DT. wrote:Paphitis wrote:DT. wrote:
Well the Dow Jones industrial since 92 has netted 626% return. Your managers would have done better if they’d just bought an index tracker and paid back your fees.
That is an option that they offer. They offer the index tracker as an investment option.
And I suppose if I had a Dow Jones Index Tracker since 1992, I would have made 692%. But ordinary shares have been doubling on average every 5 to 7 years too.
You can get an index tracker from anywhere...no reason to pay these guys fees for following an index.
The thing with paying these fees DT - In Australia, every working man, woman and child has a fund account.
Most people are astute enough to go in their relevant industry run fund which has very low fees (Around $100 per year) as the industry fund is usually run by a union or industry body. For example, teachers have their find, police another, nurses have theirs, and pilots have their own too. From what I understand, these funds are aggregated and run by the commercial providers anyway.
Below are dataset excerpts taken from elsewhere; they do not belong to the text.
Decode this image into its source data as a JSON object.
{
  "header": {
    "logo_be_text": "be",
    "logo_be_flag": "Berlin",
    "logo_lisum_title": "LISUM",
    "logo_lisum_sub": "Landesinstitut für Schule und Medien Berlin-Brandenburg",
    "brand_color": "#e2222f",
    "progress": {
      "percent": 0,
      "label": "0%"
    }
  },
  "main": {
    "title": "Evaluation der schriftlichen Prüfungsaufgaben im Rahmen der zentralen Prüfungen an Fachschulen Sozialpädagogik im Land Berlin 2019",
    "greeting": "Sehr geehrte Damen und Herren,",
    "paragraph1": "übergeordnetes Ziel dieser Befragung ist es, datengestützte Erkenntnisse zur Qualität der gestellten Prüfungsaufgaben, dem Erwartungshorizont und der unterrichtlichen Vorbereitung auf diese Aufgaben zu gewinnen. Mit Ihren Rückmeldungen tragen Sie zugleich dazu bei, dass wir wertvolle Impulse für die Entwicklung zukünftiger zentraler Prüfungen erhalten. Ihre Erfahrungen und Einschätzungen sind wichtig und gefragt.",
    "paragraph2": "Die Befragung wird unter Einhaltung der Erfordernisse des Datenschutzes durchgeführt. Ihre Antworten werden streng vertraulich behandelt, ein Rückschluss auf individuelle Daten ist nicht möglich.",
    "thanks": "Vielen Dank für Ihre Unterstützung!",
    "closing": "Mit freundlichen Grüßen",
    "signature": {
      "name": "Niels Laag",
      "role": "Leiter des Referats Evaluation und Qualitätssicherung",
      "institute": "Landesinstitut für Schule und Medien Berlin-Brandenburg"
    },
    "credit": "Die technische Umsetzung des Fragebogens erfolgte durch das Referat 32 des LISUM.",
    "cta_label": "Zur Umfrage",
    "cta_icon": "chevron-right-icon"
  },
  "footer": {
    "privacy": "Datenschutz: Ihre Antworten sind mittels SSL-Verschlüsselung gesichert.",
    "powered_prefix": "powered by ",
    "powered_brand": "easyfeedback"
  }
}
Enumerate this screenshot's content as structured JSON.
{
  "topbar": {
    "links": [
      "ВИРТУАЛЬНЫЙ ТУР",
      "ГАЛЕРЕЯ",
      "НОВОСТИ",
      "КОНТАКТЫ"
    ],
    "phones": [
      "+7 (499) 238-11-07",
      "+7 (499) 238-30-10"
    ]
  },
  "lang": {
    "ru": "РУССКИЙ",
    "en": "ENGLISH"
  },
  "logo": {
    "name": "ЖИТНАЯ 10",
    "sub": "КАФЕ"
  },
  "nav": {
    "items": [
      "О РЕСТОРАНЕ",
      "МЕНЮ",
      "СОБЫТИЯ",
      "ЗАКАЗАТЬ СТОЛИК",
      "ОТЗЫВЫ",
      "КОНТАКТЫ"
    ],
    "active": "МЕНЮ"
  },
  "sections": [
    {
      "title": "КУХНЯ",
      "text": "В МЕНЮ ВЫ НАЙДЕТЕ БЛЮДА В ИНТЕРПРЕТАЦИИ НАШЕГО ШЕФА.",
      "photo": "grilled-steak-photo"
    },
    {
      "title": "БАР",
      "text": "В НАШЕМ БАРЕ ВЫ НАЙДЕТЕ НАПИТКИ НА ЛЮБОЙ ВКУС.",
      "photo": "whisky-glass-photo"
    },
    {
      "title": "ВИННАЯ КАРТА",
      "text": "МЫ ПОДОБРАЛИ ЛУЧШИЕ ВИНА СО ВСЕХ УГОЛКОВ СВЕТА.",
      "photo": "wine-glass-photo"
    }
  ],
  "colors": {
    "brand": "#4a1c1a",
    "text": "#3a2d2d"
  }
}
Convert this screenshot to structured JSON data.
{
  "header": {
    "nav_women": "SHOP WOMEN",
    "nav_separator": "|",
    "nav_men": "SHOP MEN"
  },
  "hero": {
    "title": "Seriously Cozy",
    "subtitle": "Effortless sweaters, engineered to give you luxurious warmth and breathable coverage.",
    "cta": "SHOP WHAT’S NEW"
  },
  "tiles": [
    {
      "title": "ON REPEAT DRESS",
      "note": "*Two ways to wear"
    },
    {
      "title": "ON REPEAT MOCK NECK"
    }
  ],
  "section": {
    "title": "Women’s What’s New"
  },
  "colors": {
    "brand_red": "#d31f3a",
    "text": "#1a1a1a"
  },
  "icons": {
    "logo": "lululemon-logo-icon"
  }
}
If you do not elect to go with an industry fund, you go with a commercial provider and which charge more than $100 per annum. You would go with The Commercial Bank as an example, which charge about $600 per annum.
They all offer the same products for a fee. they also have trackers.
I have a financial advisor which I get some major advice, and he was the person that suggested to invest in a tracker but I preferred not to. It was really more of a case that he mentioned they were available and this is how they performed over the years. The concept is of interest to me.
I could still do it one day, but we are in a bear market right now. The timing for those products is not good. Maybe when the Bull starts raging again. Maybe in 2 years time.
Right now its time to bunker down and head for the Gold and Banking stocks. The biggest enemy to the market right now is uncertainty.